Si en temps normal, une inflation de 2% et une croissance de 2% sont considérées comme un idéal, alors le taux de croissance nominal optimal est de 4%. Ainsi, pour chaque année, l’objectif est relevé de 4%. Si l’année 1 présente un PIB nominal de 100, l’année 2 sera fixée à 104, l’année 2 à 108,1 6 etc…En pratique, dans le cas de l’année 2008, l’inflation a pu dépasser les 4% pendant un cours moment, ce qui a entrainé une réaction de rigueur de la part de la BCE, car celle-ci ne pouvait tolérer une inflation supérieure à 2%. Or, cette décision a provoqué une sévère accentuation de la crise en cours, et a largement contribué à provoquer l’effondrement économique de la zone euro.
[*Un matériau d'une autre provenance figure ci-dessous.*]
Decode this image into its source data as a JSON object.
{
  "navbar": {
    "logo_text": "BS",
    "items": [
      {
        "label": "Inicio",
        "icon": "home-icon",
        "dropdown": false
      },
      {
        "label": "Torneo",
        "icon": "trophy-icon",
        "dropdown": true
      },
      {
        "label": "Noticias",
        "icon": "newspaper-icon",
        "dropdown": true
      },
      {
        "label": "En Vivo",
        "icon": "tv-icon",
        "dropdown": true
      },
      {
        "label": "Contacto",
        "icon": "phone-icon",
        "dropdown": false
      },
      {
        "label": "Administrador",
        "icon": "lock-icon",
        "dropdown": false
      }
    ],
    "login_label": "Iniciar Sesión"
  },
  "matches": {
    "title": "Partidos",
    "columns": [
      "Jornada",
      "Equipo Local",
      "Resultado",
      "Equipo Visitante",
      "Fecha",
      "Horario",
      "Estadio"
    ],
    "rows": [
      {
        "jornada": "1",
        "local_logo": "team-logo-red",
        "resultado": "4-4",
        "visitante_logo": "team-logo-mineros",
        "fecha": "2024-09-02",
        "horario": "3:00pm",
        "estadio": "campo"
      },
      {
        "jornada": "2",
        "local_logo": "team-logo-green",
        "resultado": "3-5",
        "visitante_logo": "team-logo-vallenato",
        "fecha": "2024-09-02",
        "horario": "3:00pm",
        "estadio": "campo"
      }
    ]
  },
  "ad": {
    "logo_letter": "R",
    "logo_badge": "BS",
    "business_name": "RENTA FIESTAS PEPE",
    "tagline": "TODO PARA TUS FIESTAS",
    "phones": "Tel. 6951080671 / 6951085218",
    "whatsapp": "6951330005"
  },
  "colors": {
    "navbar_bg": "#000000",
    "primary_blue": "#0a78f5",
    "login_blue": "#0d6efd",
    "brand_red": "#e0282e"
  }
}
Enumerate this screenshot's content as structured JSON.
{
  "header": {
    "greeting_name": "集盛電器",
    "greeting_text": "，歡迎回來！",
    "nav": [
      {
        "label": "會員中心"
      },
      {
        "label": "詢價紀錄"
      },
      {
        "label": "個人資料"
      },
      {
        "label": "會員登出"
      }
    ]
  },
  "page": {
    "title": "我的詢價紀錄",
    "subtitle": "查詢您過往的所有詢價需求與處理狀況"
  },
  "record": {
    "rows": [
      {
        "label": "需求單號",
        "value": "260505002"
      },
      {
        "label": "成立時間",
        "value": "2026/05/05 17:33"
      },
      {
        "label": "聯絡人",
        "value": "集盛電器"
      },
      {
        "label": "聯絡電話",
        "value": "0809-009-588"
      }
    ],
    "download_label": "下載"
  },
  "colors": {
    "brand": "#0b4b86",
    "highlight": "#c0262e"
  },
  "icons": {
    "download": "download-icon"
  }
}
Dans le cas d’une utilisation du mandat de PIB nominal, cette situation aurait été évitée. En effet, cette hausse temporaire de l’inflation s’était accompagnée d’un fort ralentissement de la croissance, celle-ci étant passée en territoire neutre ou négatif dès le printemps 2008 en Europe. En l’espèce, avec une croissance 0 et une inflation à 4%, la croissance nominale ne dépassait pas l’objectif de 4%, et ne devait soit susciter aucune réaction, soit provoquer un signal d’alarme pour soutenir l’activité économique de la zone euro. De la même façon, et depuis que la crise a débuté, le " manque à gagner " dépasse les 20% de croissance nominale, ce qui impliquerait, avec un tel mandat, de soutenir le niveau d’activité jusqu’à ce que l’économie européenne atteigne son plein potentiel. La borne supérieure à atteindre serait au moins de parvenir à une situation réelle de plein emploi, accompagné d’un niveau d’inflation de 2%.

La politique monétaire européenne en est encore à l’âge de pierre. Son potentiel d’amélioration est considérable. Dès lors, il appartient, aussi bien aux dirigeants européens qu’aux gouverneurs de la BCE de prendre en charge la nécessaire remise à niveau de cette institution.